Verfahrensgang
ArbG Jena (Urteil vom 05.02.1993; Aktenzeichen 7 Ca 75/92) |
Tenor
1. Die Berufung der Beklagten gegen das Urteil des Arbeitsgerichts Jena vom 05.02.1993 – Az.: 7 Ca 75/93 – wird kostenpflichtig zurückgewiesen.
2. Die Revision wird zugelassen.
Tatbestand
Die Parteien streiten um rechnerisch unstreitige Abfindungsansprüche der Klägerin aus einem Tarifvertrag.
Die Klägerin war seit 01.09.1980 bei den Rechtsvorgängern der Beklagten zuletzt als stellvertretende Objektleiterin in der Delikat- und Feinkostfiliale mit einem Bruttomonatsverdienst von 1.650,00 DM beschäftigt. Am 17./31.10.1990 schlossen die Klägerin und die Rechtsvorgängerin der Beklagten einen Aufhebungsvertrag zum 31.10.1990 (Bl. 7 d. A.). Als Grund der Aufhebung war angegeben: „Privatisierung der Filiale”. Die Klägerin arbeitete ab 01.11.1990 bei Frau L., der Erwerberin der Filiale. Am selben Tag vereinbarte die Klägerin mit Frau L. einen Arbeitsvertrag (Bl. 13–16 d. A.) wonach sie ab 01.11.1990 mit einem Monatsgehalt von 1.348,00 DM brutto als Verkäuferin eingestellt worden ist. Gem. § 2 dieses Vertrages konnte das Arbeitsverhältnis beiderseits mit einer Frist von 14 Tagen gekündigt werden. Frau L. kündigte das Arbeitsverhältnis mit der Klägerin zum 31.01.1991.

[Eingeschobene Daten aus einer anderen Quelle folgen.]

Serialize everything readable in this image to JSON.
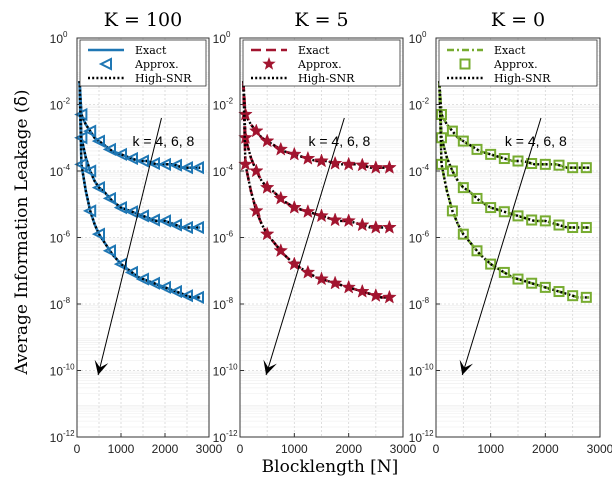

Am 14.08.1991 schlossen die Gesellschaft zur Privatisierung des Handels mbH und die DAG einen Tarifvertrag über die Qualifizierung und Milderung wirtschaftlicher Nachteile im Zusammenhang mit der Privatisierung. Dieser lautet, soweit vorliegend von Bedeutung, wie folgt:
„§ 2 Abs. 1: Der Tarifvertrag gilt für alle Arbeitnehmer, die durch Arbeitnehmerkündigung oder einvernehmlich durch Aufhebungsvertrag auf Veranlassung des Arbeitgebers vom 01.07.1990 bis 31.12.1990 aus dem Arbeitsverhältnis ausgeschieden sind und auf die der Tarifvertrag vom 06.02.1991 nicht anwendbar ist.

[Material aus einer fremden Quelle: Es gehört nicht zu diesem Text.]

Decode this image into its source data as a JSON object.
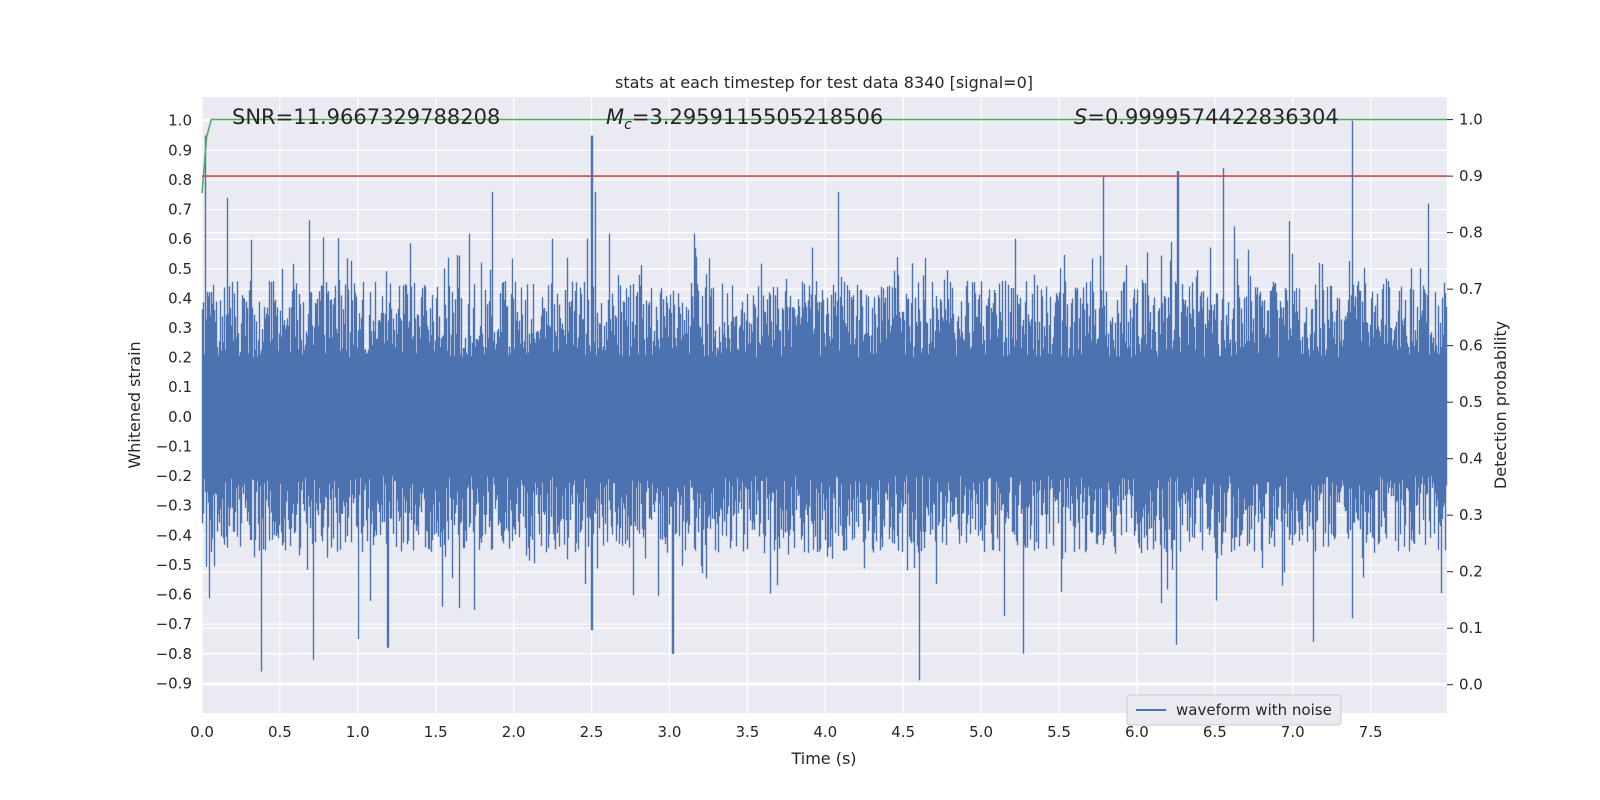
{
  "chart_data": {
    "type": "line",
    "title": "stats at each timestep for test data 8340 [signal=0]",
    "xlabel": "Time (s)",
    "ylabel_left": "Whitened strain",
    "ylabel_right": "Detection probability",
    "xlim": [
      0.0,
      7.99
    ],
    "ylim_left": [
      -1.0,
      1.08
    ],
    "ylim_right": [
      -0.05,
      1.04
    ],
    "x_ticks": [
      "0.0",
      "0.5",
      "1.0",
      "1.5",
      "2.0",
      "2.5",
      "3.0",
      "3.5",
      "4.0",
      "4.5",
      "5.0",
      "5.5",
      "6.0",
      "6.5",
      "7.0",
      "7.5"
    ],
    "y_left_ticks": [
      "−0.9",
      "−0.8",
      "−0.7",
      "−0.6",
      "−0.5",
      "−0.4",
      "−0.3",
      "−0.2",
      "−0.1",
      "0.0",
      "0.1",
      "0.2",
      "0.3",
      "0.4",
      "0.5",
      "0.6",
      "0.7",
      "0.8",
      "0.9",
      "1.0"
    ],
    "y_right_ticks": [
      "0.0",
      "0.1",
      "0.2",
      "0.3",
      "0.4",
      "0.5",
      "0.6",
      "0.7",
      "0.8",
      "0.9",
      "1.0"
    ],
    "annotations": {
      "snr": "SNR=11.9667329788208",
      "mc_symbol": "M",
      "mc_sub": "c",
      "mc_value": "=3.2959115505218506",
      "s_symbol": "S",
      "s_value": "=0.9999574422836304"
    },
    "legend": {
      "entries": [
        "waveform with noise"
      ],
      "placement": "lower-right"
    },
    "grid": true,
    "series": [
      {
        "name": "waveform with noise",
        "axis": "left",
        "color": "#4c72b0",
        "envelope": "dense noise filling roughly -0.45..0.45 with spikes up to about 1.0 (near t=7.38) and down to about -0.89 (near t=4.6)",
        "notable_peaks": [
          {
            "x": 0.02,
            "y": 0.95
          },
          {
            "x": 0.16,
            "y": 0.74
          },
          {
            "x": 1.86,
            "y": 0.76
          },
          {
            "x": 2.5,
            "y": 0.95
          },
          {
            "x": 2.52,
            "y": 0.76
          },
          {
            "x": 4.08,
            "y": 0.76
          },
          {
            "x": 5.78,
            "y": 0.81
          },
          {
            "x": 6.26,
            "y": 0.83
          },
          {
            "x": 6.55,
            "y": 0.84
          },
          {
            "x": 7.38,
            "y": 1.0
          },
          {
            "x": 7.87,
            "y": 0.72
          }
        ],
        "notable_troughs": [
          {
            "x": 0.38,
            "y": -0.86
          },
          {
            "x": 0.71,
            "y": -0.82
          },
          {
            "x": 1.0,
            "y": -0.75
          },
          {
            "x": 1.19,
            "y": -0.78
          },
          {
            "x": 2.5,
            "y": -0.72
          },
          {
            "x": 3.02,
            "y": -0.8
          },
          {
            "x": 4.6,
            "y": -0.89
          },
          {
            "x": 5.27,
            "y": -0.8
          },
          {
            "x": 6.25,
            "y": -0.77
          },
          {
            "x": 7.13,
            "y": -0.76
          },
          {
            "x": 7.38,
            "y": -0.68
          }
        ]
      },
      {
        "name": "",
        "axis": "right",
        "color": "#55a868",
        "x": [
          0.0,
          0.03,
          0.06,
          7.99
        ],
        "y": [
          0.87,
          0.97,
          1.0,
          1.0
        ]
      },
      {
        "name": "",
        "axis": "right",
        "color": "#c44e52",
        "x": [
          0.0,
          7.99
        ],
        "y": [
          0.9,
          0.9
        ]
      }
    ]
  }
}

§ 3: Alle Arbeitnehmer, deren Arbeitsverhältnis gem. § 2 beendet worden ist und auf die nicht § 4 anzuwenden ist, erhalten eine Abfindung für den Verlust des Arbeitsplatzes in Höhe von 25 % des Bruttomonatseinkommens pro anrechnungsfähigem Beschäftigungsjahr. Maßgebend ist das Einkommen, das der Arbeitnehmer bei Beendigung des Arbeitsverhältnisses bezogen hat.”
Die am 05.08.1991 zwischen den Tarifvertragspartnern geregelten Hinweise zur Anwendung der Tarifverträge zur Milderung wirtschaftlicher Nachteile im Zusammenhang lauten
„2. Zum Abfindungsanspruch generell und einzelner Arbeitnehmergruppen
Der Anspruch auf Zahlung der Abfindung setzt voraus, daß der Arbeitnehmer vom Arbeitgeber betriebsbedingt gekündigt wurde bzw. auf Veranlassung des Arbeitgebers betriebsbedingt einen Aufhebungsvertrag unterschrieben hat. Soweit es aus dem Text des Aufhebungsvertrages nicht hervorgeht, gilt als Veranlassung des Arbeitgebers auch, wenn der Arbeitgeber mündlich oder schriftlich die Arbeitnehmer aufgefordert hat, wegen der Anpassung an marktwirtschaftliche Strukturen sich einen Arbeitsplatz bei einem anderen Arbeitgeber zu suchen. Dem gleichgestellt ist auch, wenn auf Veranlassung des Arbeitgebers ein Überleitungsvertrag geschlossen wurde; es sei denn, die Überleitung erfolgte im Sinne des Überganges des Arbeitsverhältnisses im Rahmen des Betriebsüberganges. Keinen Anspruch auf Abfindung haben Arbeitnehmer, die von sich aus gekündigt haben.”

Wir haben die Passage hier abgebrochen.